* * * * *
The French say: “Laid comme un chenille”—as ugly as a caterpillar.
* * * * *
People are bachelors or old maids because they rouse no interest, not even a physical one.
* * * * *
The children growing up talked at meals about religion and laughed at fasts, monks, etc. The old mother at first lost her temper, then, evidently getting used to it, only smiled, but at last she told the children that they had convinced her, that she is now of their opinion. The children felt awkward and could not imagine what their old mother would do without her religion.
* * * * *
There is no national science, just as there is no national multiplication table; what is national is no longer science.
* * * * *
The dog walked in the street and was ashamed of its crooked legs.
* * * * *
The difference between man and woman: a woman, as she grows old gives herself up more and more to female affairs; a man, as he grows old, withdraws himself more and more from female affairs.
* * * * *
That sudden and ill-timed love-affair may be compared to this: you take boys somewhere for a walk; the walk is jolly and interesting—and suddenly one of them gorges himself with oil paint.
* * * * *
The character in the play says to every one: “You’ve got worms.” He cures his daughter of the worms, and she turns yellow.
* * * * *
A scholar, without talent, a blockhead, worked for twenty-four years and produced nothing good, gave the world only scholars as untalented and as narrow-minded as himself.
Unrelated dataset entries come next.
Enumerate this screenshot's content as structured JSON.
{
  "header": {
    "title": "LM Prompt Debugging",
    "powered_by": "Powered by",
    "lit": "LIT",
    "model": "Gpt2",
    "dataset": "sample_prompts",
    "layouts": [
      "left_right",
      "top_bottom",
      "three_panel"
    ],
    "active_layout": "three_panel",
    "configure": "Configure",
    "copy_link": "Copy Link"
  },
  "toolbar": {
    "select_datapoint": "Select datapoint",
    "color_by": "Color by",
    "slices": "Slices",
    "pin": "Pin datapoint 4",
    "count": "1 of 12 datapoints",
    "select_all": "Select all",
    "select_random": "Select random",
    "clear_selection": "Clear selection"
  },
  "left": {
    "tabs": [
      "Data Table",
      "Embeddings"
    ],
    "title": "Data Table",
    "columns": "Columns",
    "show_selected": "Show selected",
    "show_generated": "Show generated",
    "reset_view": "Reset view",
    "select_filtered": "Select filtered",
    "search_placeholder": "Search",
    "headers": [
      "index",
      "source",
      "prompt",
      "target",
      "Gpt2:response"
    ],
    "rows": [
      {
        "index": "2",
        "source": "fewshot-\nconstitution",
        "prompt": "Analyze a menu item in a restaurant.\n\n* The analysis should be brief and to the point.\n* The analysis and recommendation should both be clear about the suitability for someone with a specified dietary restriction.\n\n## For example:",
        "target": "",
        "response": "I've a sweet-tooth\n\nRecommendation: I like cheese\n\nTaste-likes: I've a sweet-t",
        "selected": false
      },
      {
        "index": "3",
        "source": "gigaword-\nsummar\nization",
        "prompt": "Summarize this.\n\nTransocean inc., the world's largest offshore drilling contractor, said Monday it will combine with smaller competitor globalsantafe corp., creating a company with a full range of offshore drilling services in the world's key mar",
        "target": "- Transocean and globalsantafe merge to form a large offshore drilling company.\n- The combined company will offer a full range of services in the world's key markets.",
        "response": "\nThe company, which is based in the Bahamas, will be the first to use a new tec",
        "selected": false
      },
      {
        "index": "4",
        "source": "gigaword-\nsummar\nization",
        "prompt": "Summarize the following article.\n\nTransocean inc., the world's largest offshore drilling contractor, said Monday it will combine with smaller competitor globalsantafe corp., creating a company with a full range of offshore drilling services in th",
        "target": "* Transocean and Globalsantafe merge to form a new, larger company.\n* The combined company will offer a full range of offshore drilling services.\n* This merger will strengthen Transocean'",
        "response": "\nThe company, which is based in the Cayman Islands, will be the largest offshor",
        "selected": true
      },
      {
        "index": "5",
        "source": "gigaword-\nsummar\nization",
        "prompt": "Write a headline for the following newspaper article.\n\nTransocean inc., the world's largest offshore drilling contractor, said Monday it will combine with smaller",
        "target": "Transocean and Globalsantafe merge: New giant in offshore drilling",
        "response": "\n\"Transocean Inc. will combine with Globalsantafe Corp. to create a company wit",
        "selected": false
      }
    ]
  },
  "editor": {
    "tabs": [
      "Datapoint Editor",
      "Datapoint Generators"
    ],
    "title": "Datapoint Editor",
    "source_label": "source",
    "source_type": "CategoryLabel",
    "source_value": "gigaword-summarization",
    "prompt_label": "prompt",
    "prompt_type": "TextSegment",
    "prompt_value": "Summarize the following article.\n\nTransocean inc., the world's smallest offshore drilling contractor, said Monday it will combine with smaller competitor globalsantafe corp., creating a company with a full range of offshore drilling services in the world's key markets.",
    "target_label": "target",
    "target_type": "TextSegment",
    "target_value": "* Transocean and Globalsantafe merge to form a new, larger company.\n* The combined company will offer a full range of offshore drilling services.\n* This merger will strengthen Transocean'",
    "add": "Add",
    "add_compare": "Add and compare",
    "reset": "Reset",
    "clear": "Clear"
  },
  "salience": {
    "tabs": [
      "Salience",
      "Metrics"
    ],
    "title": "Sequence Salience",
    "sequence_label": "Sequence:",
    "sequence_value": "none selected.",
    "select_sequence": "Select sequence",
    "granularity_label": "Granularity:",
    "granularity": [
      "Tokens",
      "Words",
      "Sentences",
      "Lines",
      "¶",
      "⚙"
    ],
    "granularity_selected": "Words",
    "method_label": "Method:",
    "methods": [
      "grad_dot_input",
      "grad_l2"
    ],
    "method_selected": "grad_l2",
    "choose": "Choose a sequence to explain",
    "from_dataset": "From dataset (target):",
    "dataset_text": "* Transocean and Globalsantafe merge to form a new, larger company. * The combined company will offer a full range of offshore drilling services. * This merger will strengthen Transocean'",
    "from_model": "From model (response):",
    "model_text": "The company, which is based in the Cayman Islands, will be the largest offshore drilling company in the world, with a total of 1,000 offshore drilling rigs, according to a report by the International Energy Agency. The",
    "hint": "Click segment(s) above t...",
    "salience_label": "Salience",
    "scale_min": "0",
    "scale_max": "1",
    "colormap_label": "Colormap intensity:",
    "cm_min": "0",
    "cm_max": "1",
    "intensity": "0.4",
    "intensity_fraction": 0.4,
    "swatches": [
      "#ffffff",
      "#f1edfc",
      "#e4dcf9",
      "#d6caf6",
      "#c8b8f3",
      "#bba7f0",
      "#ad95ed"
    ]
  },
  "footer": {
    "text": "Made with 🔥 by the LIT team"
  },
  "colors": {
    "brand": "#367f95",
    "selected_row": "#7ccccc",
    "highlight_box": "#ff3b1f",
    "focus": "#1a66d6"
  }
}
At night he secretly bound books—that was his true vocation: in that he was an artist and felt the joy of it. There came to him a bookbinder, who loved learning and studied secretly at night.
* * * * *
But perhaps the universe is suspended on the tooth of some monster.
* * * * *
Keep to the right, you of the yellow eye!
* * * * *
Do you want to eat? No, on the contrary.
* * * * *
A pregnant woman with short arms and a long neck, like a kangaroo.
* * * * *
How pleasant it is to respect people! When I see books, I am not concerned with how the authors loved or played cards; I see only their marvelous works.
* * * * *
To demand that the woman one loves should be pure is egotistical: to look for that in a woman which I have not got myself is not love, but worship, since one ought to love one’s equals.